The challenge here is that risk indicators require good data collection systems and a clear understanding of which metrics will be useful or not. It takes deliberation, effort and resources from everyone at the organisation to agree on where risk could arise, especially if you’re working with unknowns. 

A concrete example would be launching a brand new marketing campaign based on the pay-per-click model. The practice may be commonplace these days, but it doesn’t mean it’s completely safe. Anyone familiar with fraud prevention, for instance, would be able to tell you that fraudulent affiliate networks abound. 

In fact, it’s something a company like Uber found out the hard way, as in 2019, their marketing campaigns had not factored in the risk that some unscrupulous publishers would push their ads as “nonexistent, nonviewable, or fraudulent advertising”.

The practice of buying fake clicks, injecting cookies into websites, or even superimposing multiple ads on top of each other all help boost volume, but actually incur a lot of risks that many marketers might not be aware of. 

This is a fantastic example of where a RiskOps team could have researched and preempted risk, and established KRIs to measure the success of a marketing campaign – which demands specialist knowledge of affiliate and ad fraud.

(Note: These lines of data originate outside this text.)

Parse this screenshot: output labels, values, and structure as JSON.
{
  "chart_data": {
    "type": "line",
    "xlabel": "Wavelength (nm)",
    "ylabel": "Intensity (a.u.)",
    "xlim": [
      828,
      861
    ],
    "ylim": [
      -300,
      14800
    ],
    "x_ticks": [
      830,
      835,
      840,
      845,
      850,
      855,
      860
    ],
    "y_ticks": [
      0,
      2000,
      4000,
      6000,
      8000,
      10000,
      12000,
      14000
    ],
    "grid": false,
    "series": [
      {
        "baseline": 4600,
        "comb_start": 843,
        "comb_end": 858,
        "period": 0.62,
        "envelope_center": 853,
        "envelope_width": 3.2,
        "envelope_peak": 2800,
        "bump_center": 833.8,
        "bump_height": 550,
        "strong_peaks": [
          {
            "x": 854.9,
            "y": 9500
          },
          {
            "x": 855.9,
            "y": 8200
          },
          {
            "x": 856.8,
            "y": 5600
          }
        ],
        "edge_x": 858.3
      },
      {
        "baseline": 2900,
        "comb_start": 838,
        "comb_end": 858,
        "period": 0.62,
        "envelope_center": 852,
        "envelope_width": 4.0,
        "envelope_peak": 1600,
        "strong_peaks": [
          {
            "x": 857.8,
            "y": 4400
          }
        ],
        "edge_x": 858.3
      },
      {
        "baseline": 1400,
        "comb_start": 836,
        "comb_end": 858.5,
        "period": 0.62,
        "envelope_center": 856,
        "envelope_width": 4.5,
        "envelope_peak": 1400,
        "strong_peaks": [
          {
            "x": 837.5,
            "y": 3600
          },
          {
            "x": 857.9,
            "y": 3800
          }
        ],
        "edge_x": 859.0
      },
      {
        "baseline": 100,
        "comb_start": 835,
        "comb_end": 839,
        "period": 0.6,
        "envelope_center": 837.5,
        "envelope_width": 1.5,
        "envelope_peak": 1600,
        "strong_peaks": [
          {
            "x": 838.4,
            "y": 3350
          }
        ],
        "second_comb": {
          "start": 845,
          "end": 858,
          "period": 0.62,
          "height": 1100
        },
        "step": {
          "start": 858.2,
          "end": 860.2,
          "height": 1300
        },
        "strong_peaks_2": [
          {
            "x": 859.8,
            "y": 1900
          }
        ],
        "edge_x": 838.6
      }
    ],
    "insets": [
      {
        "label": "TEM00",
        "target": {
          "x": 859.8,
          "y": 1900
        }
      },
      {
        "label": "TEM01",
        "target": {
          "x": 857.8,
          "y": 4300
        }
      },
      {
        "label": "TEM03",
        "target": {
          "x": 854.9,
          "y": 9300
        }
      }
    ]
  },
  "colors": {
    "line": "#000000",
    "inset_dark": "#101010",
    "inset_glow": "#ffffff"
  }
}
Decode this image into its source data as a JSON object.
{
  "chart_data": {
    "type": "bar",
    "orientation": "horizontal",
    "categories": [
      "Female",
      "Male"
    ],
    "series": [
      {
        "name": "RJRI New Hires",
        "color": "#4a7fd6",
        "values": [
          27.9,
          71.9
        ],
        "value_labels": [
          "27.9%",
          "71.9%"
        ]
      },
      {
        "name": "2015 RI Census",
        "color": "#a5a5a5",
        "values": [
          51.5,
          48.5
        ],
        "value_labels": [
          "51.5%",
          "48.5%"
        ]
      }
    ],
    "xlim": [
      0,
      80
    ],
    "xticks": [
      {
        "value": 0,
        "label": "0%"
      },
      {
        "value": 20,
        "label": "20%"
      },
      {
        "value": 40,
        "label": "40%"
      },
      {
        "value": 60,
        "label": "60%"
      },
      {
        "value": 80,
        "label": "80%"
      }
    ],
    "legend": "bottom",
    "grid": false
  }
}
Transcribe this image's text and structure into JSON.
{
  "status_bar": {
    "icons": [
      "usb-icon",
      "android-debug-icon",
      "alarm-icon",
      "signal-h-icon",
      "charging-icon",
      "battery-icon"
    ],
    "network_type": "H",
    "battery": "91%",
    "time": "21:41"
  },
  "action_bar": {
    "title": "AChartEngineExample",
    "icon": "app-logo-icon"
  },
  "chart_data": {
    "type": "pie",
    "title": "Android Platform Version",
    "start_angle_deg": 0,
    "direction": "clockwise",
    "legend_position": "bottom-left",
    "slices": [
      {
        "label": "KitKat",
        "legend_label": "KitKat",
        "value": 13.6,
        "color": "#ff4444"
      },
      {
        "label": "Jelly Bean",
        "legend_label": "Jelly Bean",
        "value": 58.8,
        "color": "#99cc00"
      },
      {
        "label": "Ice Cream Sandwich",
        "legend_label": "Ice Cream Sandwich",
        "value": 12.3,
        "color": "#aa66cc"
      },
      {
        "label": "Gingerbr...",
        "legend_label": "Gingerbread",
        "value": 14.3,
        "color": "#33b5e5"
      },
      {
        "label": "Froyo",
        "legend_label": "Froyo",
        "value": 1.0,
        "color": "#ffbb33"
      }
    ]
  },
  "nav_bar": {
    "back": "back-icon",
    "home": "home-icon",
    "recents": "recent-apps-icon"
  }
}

Recognizing RiskOps as a Field of Its Own – And Building the Right Products for It

At SEON, we’re proud to deliver products designed by risk managers, for risk managers. We are very aware that legacy fraud protection tools, for instance, may rely on stale data or shared lists, which can be detrimental to a company’s fraud-reducing goals. 

Our key motivation is to deliver tools and features that make measuring KRIs easier than ever, and to combat fraud on all fronts at your company, whether it’s to minimize bonus abuse, account takeover andmulti-accounting or to combat high chargeback rates.

We also understand that there is no playbook yet for a RiskOps career and that the field needs to be independently recognized – both to help train the right talent and to ensure a company’s success in our modern, increasingly risky online landscape.